Está a chegar uma nova vaga de medicamentos que poderão transformar ainda mais a saúde humana: formulações orais, injecções mais potentes e novos compostos que têm menos efeitos secundários ou que necessitam de ser tomados apenas uma vez por mês.
“Com esta nova geração de medicamentos, pretendemos mais do que apenas perda de peso”, disse David Lau, endocrinologista e professor emérito da Cumming School of Medicine da Universidade de Calgary. “As mudanças que isso traz vão além do número na balança.”
No entanto, ainda não está claro se estas terapias de próxima geração podem cumprir o que prometem. Eles ainda não foram aprovados pela Food and Drug Administration (FDA) dos EUA, que emitiu um alerta aos consumidores sobre versões não autorizadas que circulam na Internet. Além disso, não é incomum que a FDA descubra novos riscos depois que um medicamento é aprovado – isso aconteceu com vários medicamentos de grande sucesso do GLP-1 nos últimos anos.
A Novo Nordisk e a Eli Lilly planejam lançar medicamentos orais para perda de peso, uma vez ao dia, no próximo ano, se aprovados pela Food and Drug Administration (FDA) dos EUA, como é amplamente esperado. Isso eliminará a necessidade de os pacientes usarem uma caneta autoinjetora com uma agulha fina para injeções.
“Algumas pessoas têm medo de usar agulhas e de se injetar”, disse David Lau, professor emérito da Universidade de Calgary.
Os medicamentos orais não necessitam de refrigeração (a refrigeração aumenta o custo e a complexidade do transporte e armazenamento dos injetáveis) e há sinais de que serão mais baratos.
“A contribuição de Henry Ford para a indústria automobilística não foi fabricar carros melhores, mas alcançar a produção em massa e tornar os carros mais acessíveis”, disse Sean Wharton, médico pesquisador em Toronto. Ele é o autor principal de dois artigos relacionados aos medicamentos orais GLP-1 no New England Journal of Medicine em setembro. Ele observou que estes medicamentos orais têm o potencial de provocar mudanças semelhantes na perda de peso, oferecendo maior conveniência e preços mais baixos.
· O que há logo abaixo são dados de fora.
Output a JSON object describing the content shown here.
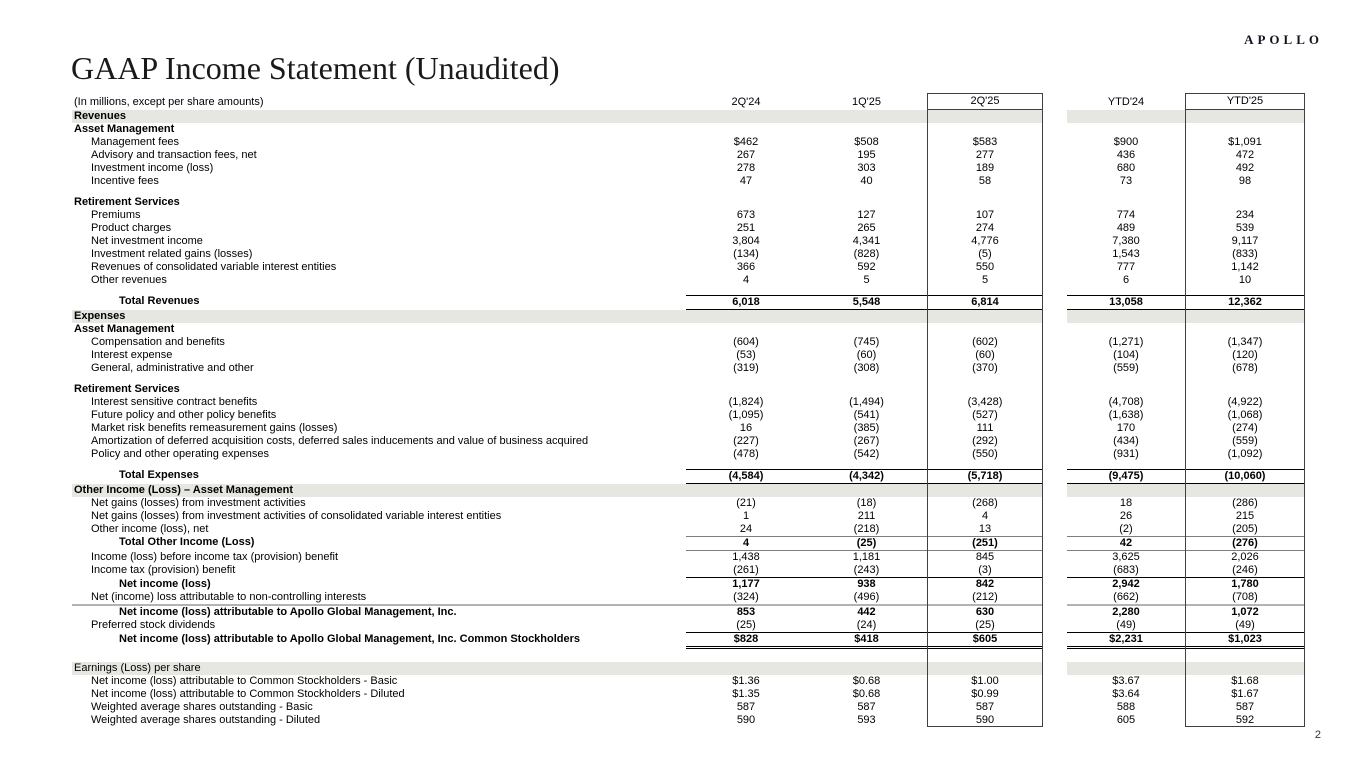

Mas a desvantagem é que os medicamentos orais actualmente em fase experimental são menos eficazes. Num ensaio clínico de um ano, os indivíduos que tomaram estes medicamentos perderam em média cerca de 11% a 14% do seu peso, enquanto os medicamentos injectáveis mais eficazes tiveram um efeito de perda de peso de 15% a 20%.
O medicamento oral Wegovy da Novo Nordisk pode estar disponível pela primeira vez para os pacientes. A empresa espera que a FDA tome uma decisão de aprovação antes do final do ano e estará disponível no mercado no início de 2026. A Eli Lilly está a posicionar o seu medicamento oral GLP-1 ou paraglipron como uma opção mais conveniente porque não tem restrições a alimentos e água.
As expectativas relativamente aos medicamentos orais para perda de peso são tão elevadas que foram incluídos nas negociações de preços dos medicamentos com a Casa Branca. No início deste mês, a Novo Nordisk e a Eli Lilly fecharam acordos com a administração Trump, concordando em oferecer alguns medicamentos a preços reduzidos em troca de acesso ao Medicare, que anteriormente tinha sido impedido de cobrir medicamentos para perda de peso. As duas empresas afirmaram que se o novo medicamento for aprovado, a versão com dose mais baixa será fornecida diretamente aos consumidores ao preço mensal de 150 dólares.